Q. What is the reason for tasting the food before the beginning of Shabbos?
A. Beis Yosef (Orach Chaim beginning of 286), Magen Avrohom (250: 2), Shibolei Haleket (82), Mishna Berura (ibid. 2) and others, mention the requirement to taste the foods that one prepares for Shabbos on Erev Shabbos. They quote as a source to this Halacha the passage in the Shabbos Musaf prayer, “To’ameha Chaim Zochu” (“Those who taste of it [Shabbos] earn life”), which may be understood to mean, “Those who taste of its food, earn (a long) life,”
Mishna Berura (ibid.) quoting Eliahu Rabba and Pri Megodim explain that the reason for this Halacha is to ensure that the food will be tasty for Shabbos and not overcooked (Levush 286). Machzor Vitri in the name of Yerushalmi adds that it is in the interest of promoting sholom bais and avoiding discontent and hostility at home. It would seem from the above given reasons that the tasting is done as a hechsher mitzva or preparation and readying for the proper compliance with the oneg Shabbos and sholom bais mitzvos. Shmiras Shabbos Kehichoso (2: 42: n. 235) asserts that it is to avoid adding condiments to hot food in Shabbos that could constitute bishul or cooking on Shabbos.
However, Mishna Berura (ibid.) also quotes the Shulchan Shloimo who maintains that it is not only a hechsher mitzva, but rather a mitzva in itself.
The Arizal, in Sha’ar Ha’kavanot, suggests a deeper reason. Royal courts often hired professional “tasters” assigned to do the job of sampling the food before it was served to the king. A king’s special imperial stature and preeminence demands he receives his meals only after the food is tasted and determined worthy of a king. As Shabbos is the “queen” that enters our homes, we must first taste the food being served.
Korei Merosh (P. Vayikro) presents an interesting idea. He maintains that Adam would have been permitted to eat from the eitz hada'as on Shabbos. He mistakenly thought that because of the “to’ameha” mitzva, he should eat from it on erev Shabbos and was punished with eventual death. We do a tikun to that original sin by tasting the food before Shabbos and thus extending life.

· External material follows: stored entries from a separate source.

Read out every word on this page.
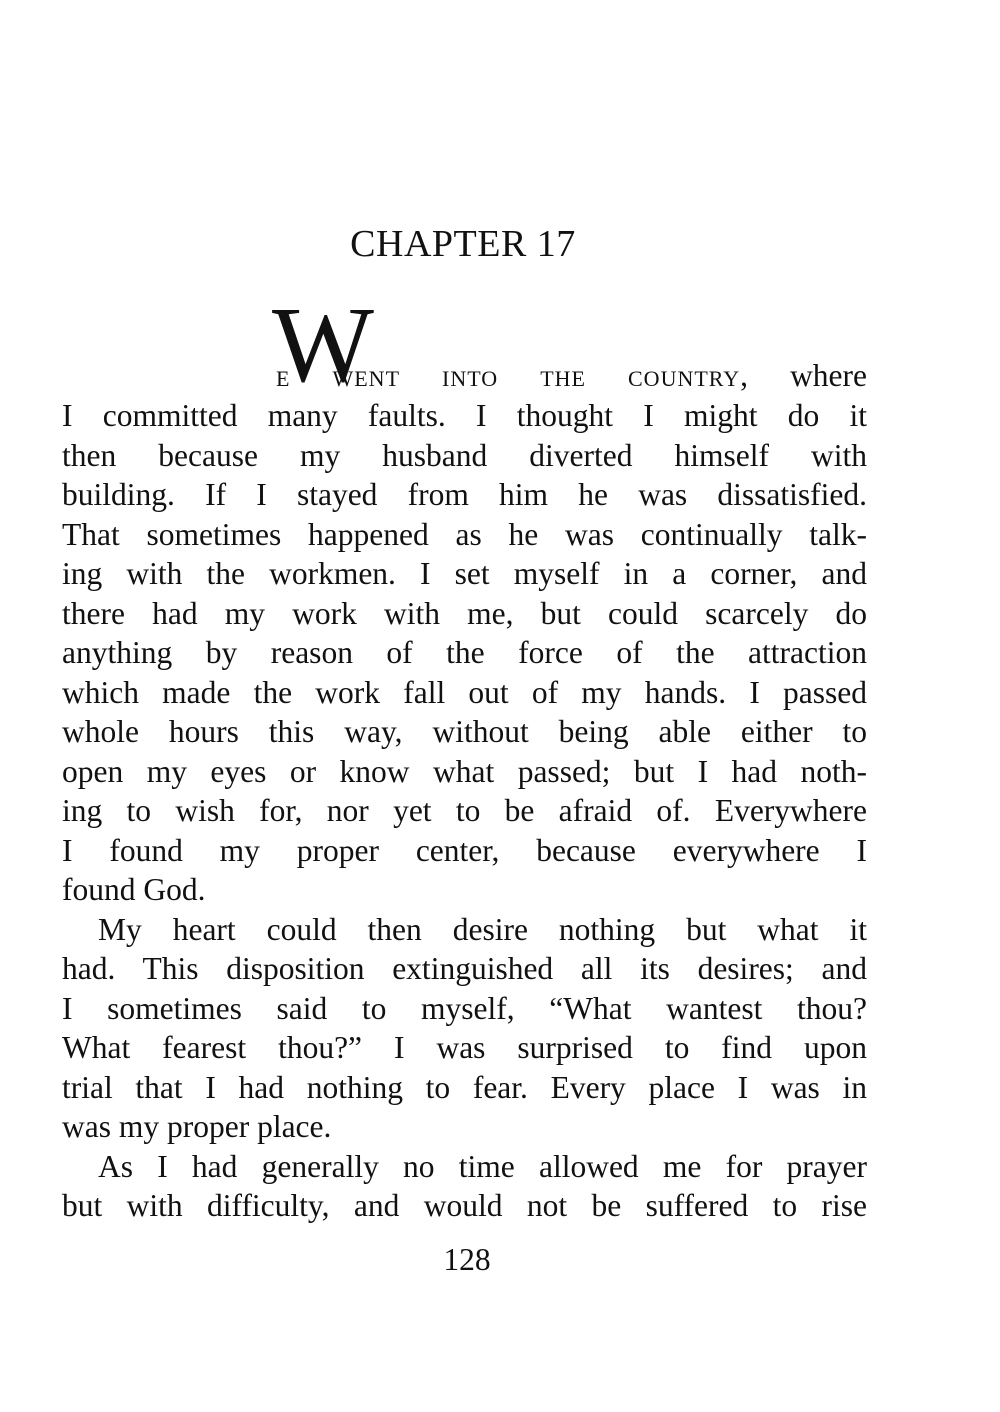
CHAPTER 17
W
e went into the country, where
I committed many faults. I thought I might do it
then because my husband diverted himself with
building. If I stayed from him he was dissatisfied.
That sometimes happened as he was continually talk-
ing with the workmen. I set myself in a corner, and
there had my work with me, but could scarcely do
anything by reason of the force of the attraction
which made the work fall out of my hands. I passed
whole hours this way, without being able either to
open my eyes or know what passed; but I had noth-
ing to wish for, nor yet to be afraid of. Everywhere
I found my proper center, because everywhere I
found God.
My heart could then desire nothing but what it
had. This disposition extinguished all its desires; and
I sometimes said to myself, “What wantest thou?
What fearest thou?” I was surprised to find upon
trial that I had nothing to fear. Every place I was in
was my proper place.
As I had generally no time allowed me for prayer
but with difficulty, and would not be suffered to rise
128
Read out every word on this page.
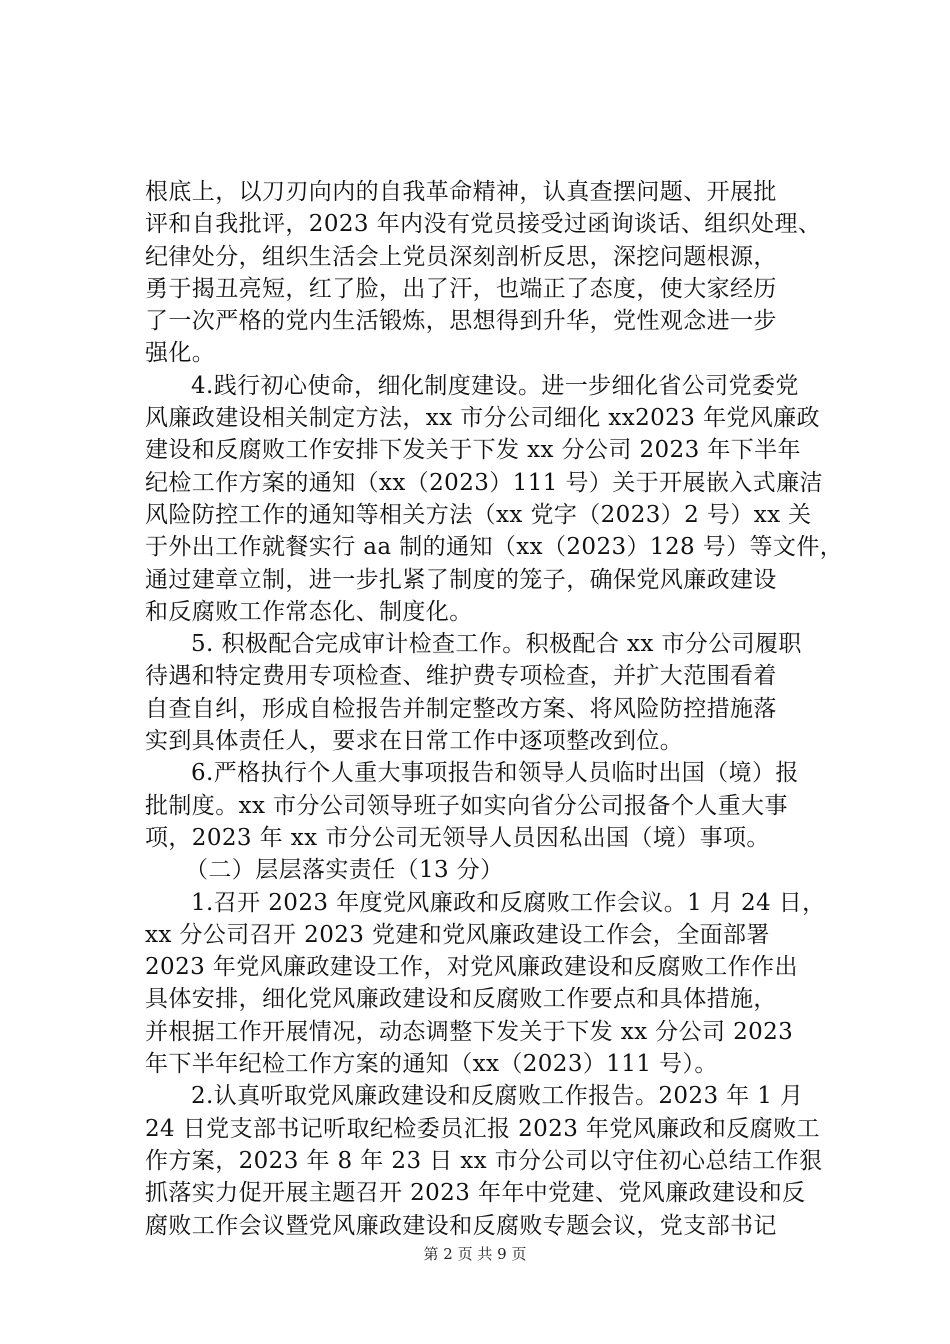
根底上，以刀刃向内的自我革命精神，认真查摆问题、开展批
评和自我批评，2023 年内没有党员接受过函询谈话、组织处理、
纪律处分，组织生活会上党员深刻剖析反思，深挖问题根源，
勇于揭丑亮短，红了脸，出了汗，也端正了态度，使大家经历
了一次严格的党内生活锻炼，思想得到升华，党性观念进一步
强化。
4.践行初心使命，细化制度建设。进一步细化省公司党委党
风廉政建设相关制定方法，xx 市分公司细化 xx2023 年党风廉政
建设和反腐败工作安排下发关于下发 xx 分公司 2023 年下半年
纪检工作方案的通知（xx（2023）111 号）关于开展嵌入式廉洁
风险防控工作的通知等相关方法（xx 党字（2023）2 号）xx 关
于外出工作就餐实行 aa 制的通知（xx（2023）128 号）等文件，
通过建章立制，进一步扎紧了制度的笼子，确保党风廉政建设
和反腐败工作常态化、制度化。
5. 积极配合完成审计检查工作。积极配合 xx 市分公司履职
待遇和特定费用专项检查、维护费专项检查，并扩大范围看着
自查自纠，形成自检报告并制定整改方案、将风险防控措施落
实到具体责任人，要求在日常工作中逐项整改到位。
6.严格执行个人重大事项报告和领导人员临时出国（境）报
批制度。xx 市分公司领导班子如实向省分公司报备个人重大事
项，2023 年 xx 市分公司无领导人员因私出国（境）事项。
（二）层层落实责任（13 分）
1.召开 2023 年度党风廉政和反腐败工作会议。1 月 24 日，
xx 分公司召开 2023 党建和党风廉政建设工作会，全面部署
2023 年党风廉政建设工作，对党风廉政建设和反腐败工作作出
具体安排，细化党风廉政建设和反腐败工作要点和具体措施，
并根据工作开展情况，动态调整下发关于下发 xx 分公司 2023
年下半年纪检工作方案的通知（xx（2023）111 号）。
2.认真听取党风廉政建设和反腐败工作报告。2023 年 1 月
24 日党支部书记听取纪检委员汇报 2023 年党风廉政和反腐败工
作方案，2023 年 8 年 23 日 xx 市分公司以守住初心总结工作狠
抓落实力促开展主题召开 2023 年年中党建、党风廉政建设和反
腐败工作会议暨党风廉政建设和反腐败专题会议，党支部书记
第 2 页 共 9 页
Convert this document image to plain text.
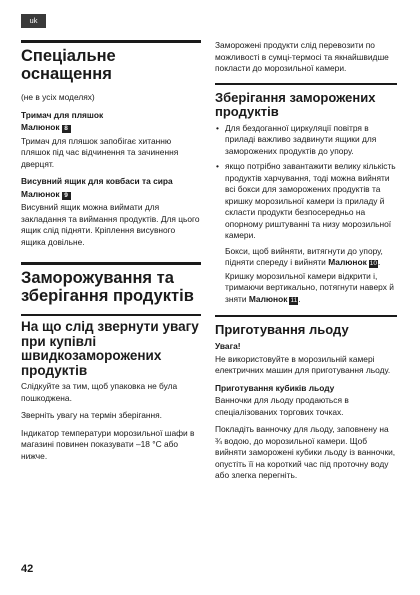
uk
Спеціальне оснащення
(не в усіх моделях)
Тримач для пляшок
Малюнок 8
Тримач для пляшок запобігає хитанню пляшок під час відчинення та зачинення дверцят.
Висувний ящик для ковбаси та сира
Малюнок 9
Висувний ящик можна виймати для закладання та виймання продуктів. Для цього ящик слід підняти. Кріплення висувного ящика довільне.
Заморожування та зберігання продуктів
На що слід звернути увагу при купівлі швидкозаморожених продуктів
Слідкуйте за тим, щоб упаковка не була пошкоджена.
Зверніть увагу на термін зберігання.
Індикатор температури морозильної шафи в магазині повинен показувати –18 °C або нижче.
Заморожені продукти слід перевозити по можливості в сумці-термосі та якнайшвидше покласти до морозильної камери.
Зберігання заморожених продуктів
• Для бездоганної циркуляції повітря в приладі важливо задвинути ящики для заморожених продуктів до упору.
• якщо потрібно завантажити велику кількість продуктів харчування, тоді можна вийняти всі бокси для заморожених продуктів та кришку морозильної камери із приладу й скласти продукти безпосередньо на опорному риштуванні та низу морозильної камери.
Бокси, щоб вийняти, витягнути до упору, підняти спереду і вийняти Малюнок 10.
Кришку морозильної камери відкрити і, тримаючи вертикально, потягнути наверх й зняти Малюнок 11.
Приготування льоду
Увага!
Не використовуйте в морозильній камері електричних машин для приготування льоду.
Приготування кубиків льоду
Ванночки для льоду продаються в спеціалізованих торгових точках.
Покладіть ванночку для льоду, заповнену на ¾ водою, до морозильної камери. Щоб вийняти заморожені кубики льоду із ванночки, опустіть її на короткий час під проточну воду або злегка перегніть.
42
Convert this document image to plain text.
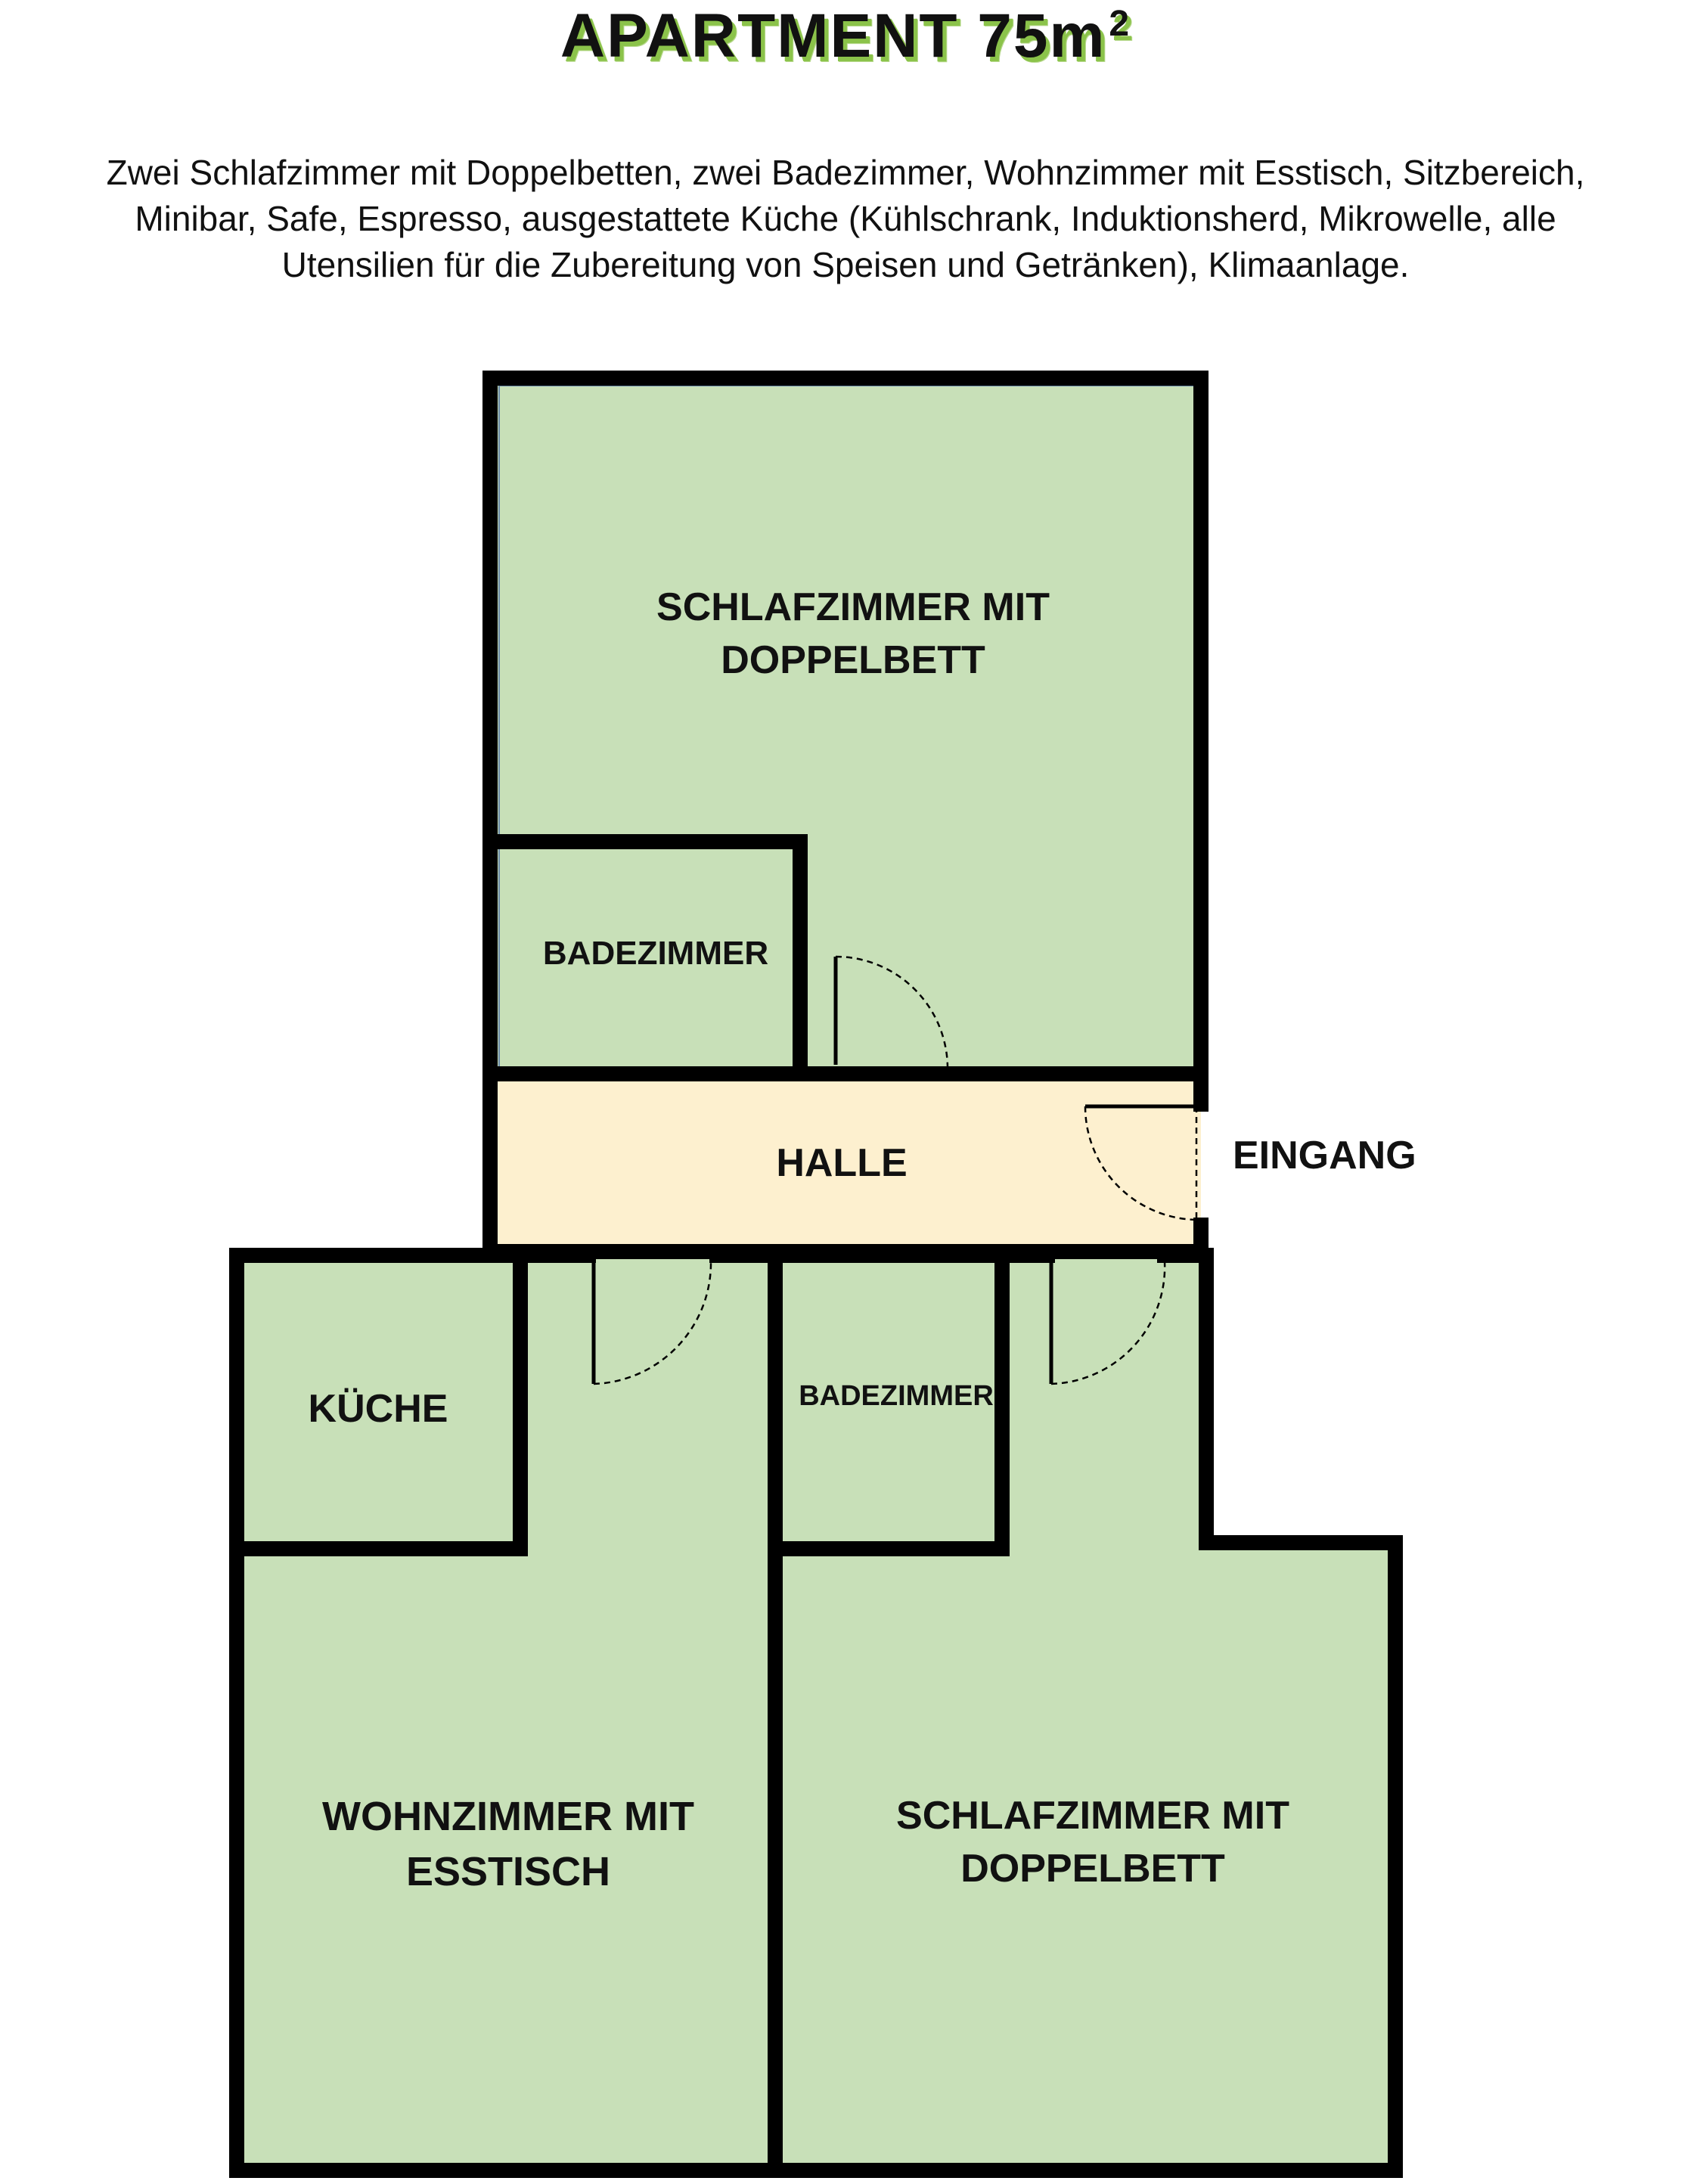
APARTMENT $75m^2$
Zwei Schlafzimmer mit Doppelbetten, zwei Badezimmer, Wohnzimmer mit Esstisch, Sitzbereich, Minibar, Safe, Espresso, ausgestattete Küche (Kühlschrank, Induktionsherd, Mikrowelle, alle Utensilien für die Zubereitung von Speisen und Getränken), Klimaanlage.
SCHLAFZIMMER MIT
DOPPELBETT
BADEZIMMER
HALLE	EINGANG
KÜCHE	BADEZIMMER
WOHNZIMMER MIT
ESSTISCH
SCHLAFZIMMER MIT
DOPPELBETT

Horav Shlomo Miller's Shlit'a opinion is that the tasting was instituted for a different reason, mainly to ascertain that the food left on the lit stove, is already properly cooked before Shabbos begins and there will not be an issue of “meigis” or stirring, as required by the opinion of the Ramban (Shabbos 18b), since it was already mixed when the food was tasted.